Canadian government awards large-scale grant to Bar-Ilan excavations at Tell es-Safi
Date: 2012-06-24 Hour: 14:41
Prof. Haskel Greenfield, of the University of Manitoba, and Prof. Aren Maeir, of the Martin (Szusz) Department of Land of Israel Studies and Archaeology at Bar-Ilan University, have been awarded a seven-year, large-scale grant from the Canadian government’s Social Science and Humanities Research Council for the study of Early Bronze Age remains at the site of Tell es-Safi/Gath in Israel.
The project is entitled “The nature of early urban neighborhoods in the southern Levant: Early Bronze Age at Tell es-Safi”, and will involve five years of excavation and two years of post-excavation analysis.

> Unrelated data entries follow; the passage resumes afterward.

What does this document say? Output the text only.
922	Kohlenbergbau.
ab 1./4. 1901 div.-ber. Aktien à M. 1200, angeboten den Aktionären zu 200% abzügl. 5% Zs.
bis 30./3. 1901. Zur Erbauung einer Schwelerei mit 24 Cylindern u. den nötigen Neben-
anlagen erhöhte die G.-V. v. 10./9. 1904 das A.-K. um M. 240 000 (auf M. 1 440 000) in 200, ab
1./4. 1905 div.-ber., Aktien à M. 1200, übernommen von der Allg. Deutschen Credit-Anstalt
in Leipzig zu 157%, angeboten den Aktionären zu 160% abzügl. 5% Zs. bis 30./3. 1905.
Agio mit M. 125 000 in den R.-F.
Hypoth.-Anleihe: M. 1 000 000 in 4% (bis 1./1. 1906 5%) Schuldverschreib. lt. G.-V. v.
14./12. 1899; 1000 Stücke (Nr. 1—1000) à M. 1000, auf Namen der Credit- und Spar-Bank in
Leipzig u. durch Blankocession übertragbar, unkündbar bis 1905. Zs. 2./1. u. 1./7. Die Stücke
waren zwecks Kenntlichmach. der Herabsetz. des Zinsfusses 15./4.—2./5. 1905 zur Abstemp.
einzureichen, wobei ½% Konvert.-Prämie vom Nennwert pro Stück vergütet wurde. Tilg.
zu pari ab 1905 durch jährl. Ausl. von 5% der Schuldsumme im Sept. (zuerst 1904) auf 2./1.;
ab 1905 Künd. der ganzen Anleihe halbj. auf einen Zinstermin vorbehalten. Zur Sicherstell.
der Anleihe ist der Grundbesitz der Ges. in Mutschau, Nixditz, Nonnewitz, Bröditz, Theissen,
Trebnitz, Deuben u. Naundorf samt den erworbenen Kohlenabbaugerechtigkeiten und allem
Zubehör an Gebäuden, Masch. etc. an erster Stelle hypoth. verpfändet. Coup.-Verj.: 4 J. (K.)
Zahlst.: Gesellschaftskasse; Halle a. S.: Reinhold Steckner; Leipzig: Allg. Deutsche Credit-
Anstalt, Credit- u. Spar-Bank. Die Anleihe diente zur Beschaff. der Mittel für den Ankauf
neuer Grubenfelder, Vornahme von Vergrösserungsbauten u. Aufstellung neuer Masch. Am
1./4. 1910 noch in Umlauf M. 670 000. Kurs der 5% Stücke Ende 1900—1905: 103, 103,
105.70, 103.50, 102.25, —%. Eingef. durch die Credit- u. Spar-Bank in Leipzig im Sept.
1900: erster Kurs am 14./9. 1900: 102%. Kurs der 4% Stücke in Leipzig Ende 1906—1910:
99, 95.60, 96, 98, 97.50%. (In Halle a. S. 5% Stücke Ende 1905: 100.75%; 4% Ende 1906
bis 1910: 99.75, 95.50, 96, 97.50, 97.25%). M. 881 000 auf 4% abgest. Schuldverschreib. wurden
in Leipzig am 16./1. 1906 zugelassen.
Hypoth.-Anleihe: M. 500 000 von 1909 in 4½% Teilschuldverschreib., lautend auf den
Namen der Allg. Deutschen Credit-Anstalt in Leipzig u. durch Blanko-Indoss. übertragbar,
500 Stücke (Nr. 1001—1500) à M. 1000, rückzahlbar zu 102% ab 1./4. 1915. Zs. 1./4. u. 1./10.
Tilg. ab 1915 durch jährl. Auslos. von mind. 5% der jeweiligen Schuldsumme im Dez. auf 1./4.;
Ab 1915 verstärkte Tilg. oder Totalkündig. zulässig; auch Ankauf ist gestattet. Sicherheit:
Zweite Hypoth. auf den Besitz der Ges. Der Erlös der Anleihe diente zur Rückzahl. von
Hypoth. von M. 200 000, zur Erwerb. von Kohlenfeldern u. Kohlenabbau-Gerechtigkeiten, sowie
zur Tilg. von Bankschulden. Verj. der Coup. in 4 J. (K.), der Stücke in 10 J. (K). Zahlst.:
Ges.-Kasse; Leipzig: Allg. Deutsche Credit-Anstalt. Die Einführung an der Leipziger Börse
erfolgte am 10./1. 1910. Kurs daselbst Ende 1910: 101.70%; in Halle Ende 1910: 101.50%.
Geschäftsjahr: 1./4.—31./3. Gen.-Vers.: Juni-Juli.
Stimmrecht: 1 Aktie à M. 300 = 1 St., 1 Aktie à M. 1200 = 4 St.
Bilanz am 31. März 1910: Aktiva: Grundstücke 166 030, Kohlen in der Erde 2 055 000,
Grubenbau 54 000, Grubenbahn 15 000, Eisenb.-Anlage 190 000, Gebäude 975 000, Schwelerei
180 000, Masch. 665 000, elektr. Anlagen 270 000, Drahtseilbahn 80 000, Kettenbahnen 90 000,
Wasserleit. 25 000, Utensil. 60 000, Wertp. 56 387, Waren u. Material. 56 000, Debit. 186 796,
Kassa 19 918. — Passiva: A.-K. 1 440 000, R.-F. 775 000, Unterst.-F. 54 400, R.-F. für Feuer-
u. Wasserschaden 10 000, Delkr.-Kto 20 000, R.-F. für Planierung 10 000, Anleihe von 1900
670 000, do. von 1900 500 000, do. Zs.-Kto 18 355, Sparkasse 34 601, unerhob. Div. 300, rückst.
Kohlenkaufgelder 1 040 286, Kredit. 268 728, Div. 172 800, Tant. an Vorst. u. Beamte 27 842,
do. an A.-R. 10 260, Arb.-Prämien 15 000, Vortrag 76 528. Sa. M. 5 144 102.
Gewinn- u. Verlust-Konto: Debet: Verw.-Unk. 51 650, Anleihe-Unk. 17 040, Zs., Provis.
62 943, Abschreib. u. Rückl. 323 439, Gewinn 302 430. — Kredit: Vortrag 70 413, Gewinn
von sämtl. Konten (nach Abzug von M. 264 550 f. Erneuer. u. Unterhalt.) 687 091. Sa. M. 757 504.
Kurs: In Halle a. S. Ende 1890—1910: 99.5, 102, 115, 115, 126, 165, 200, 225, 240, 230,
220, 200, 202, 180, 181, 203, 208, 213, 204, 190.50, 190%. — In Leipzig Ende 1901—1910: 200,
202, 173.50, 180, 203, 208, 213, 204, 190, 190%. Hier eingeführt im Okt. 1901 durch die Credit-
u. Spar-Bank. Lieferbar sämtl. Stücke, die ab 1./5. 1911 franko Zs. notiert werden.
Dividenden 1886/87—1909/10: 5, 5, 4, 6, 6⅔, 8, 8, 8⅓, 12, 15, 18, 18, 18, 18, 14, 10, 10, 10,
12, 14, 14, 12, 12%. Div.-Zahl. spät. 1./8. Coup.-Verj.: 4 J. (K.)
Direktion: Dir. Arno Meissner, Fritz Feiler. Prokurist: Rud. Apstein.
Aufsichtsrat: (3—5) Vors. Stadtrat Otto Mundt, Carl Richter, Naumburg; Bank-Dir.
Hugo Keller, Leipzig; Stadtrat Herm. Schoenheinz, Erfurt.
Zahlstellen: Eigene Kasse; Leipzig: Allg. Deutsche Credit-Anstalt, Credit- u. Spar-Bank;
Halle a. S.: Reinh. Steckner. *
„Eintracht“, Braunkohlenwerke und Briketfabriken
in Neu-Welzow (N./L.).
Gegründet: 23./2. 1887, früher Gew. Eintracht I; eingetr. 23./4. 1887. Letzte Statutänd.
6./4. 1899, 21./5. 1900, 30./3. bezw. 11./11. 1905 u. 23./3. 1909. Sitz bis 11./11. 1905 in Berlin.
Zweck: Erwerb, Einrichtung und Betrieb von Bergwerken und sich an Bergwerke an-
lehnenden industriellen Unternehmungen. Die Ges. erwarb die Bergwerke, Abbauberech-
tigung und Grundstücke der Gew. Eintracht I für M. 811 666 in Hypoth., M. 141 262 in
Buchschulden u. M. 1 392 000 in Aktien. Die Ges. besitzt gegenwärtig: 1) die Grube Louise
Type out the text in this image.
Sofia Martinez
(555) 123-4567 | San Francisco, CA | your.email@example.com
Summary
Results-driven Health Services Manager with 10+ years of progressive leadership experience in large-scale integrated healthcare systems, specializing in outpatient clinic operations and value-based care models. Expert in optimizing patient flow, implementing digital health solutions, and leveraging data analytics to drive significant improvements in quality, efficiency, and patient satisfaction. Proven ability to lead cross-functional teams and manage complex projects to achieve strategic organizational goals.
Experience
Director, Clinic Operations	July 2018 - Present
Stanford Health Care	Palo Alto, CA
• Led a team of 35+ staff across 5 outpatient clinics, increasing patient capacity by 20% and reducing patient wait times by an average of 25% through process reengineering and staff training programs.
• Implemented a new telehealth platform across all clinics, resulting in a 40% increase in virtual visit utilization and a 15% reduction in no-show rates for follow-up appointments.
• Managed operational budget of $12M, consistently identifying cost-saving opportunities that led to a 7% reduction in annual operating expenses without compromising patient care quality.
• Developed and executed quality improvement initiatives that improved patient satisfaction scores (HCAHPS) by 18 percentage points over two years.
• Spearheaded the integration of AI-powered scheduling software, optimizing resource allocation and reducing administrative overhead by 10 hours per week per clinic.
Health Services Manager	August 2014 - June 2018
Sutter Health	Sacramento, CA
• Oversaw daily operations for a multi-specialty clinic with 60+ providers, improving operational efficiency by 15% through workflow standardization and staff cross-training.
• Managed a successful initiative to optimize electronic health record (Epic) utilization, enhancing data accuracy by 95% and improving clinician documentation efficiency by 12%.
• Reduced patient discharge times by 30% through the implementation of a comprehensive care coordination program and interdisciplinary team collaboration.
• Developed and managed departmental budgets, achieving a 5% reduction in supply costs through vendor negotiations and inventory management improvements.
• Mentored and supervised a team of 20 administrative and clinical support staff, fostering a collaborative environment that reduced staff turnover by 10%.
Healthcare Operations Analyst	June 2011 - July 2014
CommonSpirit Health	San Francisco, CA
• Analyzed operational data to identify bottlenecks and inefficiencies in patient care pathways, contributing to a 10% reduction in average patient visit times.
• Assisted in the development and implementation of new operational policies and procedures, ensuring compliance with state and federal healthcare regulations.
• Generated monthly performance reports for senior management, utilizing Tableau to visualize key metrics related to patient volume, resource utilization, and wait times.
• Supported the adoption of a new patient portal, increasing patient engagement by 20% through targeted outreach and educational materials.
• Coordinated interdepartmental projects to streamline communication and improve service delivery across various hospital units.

The CAN$2.7 million grant (with institutional matching actually reaching close to CAN$4 million) aims to carry out an interdisciplinary study of the Early Bronze Age III city at Tell es-Safi/Gath, with particular focus on the non-elite neighborhoods. In collaboration with a diverse group of scholars from Canada, Israel and other countries, and utilizing macro- and micro-archaeological perspectives, the team plans to study facets of daily life in one of the larger cities of the first stage of urban culture in the Southern Levant. The large-scale funding will enable a broad range of cutting-edge technological and analytical techniques to be used in this research, as well as comprehensive training of the next generation of students.
This research is conducted as part of the Tell es-Safi/Gath Archaeological Project, directed by Prof. Aren Maeir, which is a long-term project (commenced in 1996) aimed at studying the cultural and environmental history of the site of Tell es-Safi/Gath (the biblical Gath of the Philistines) and its environs.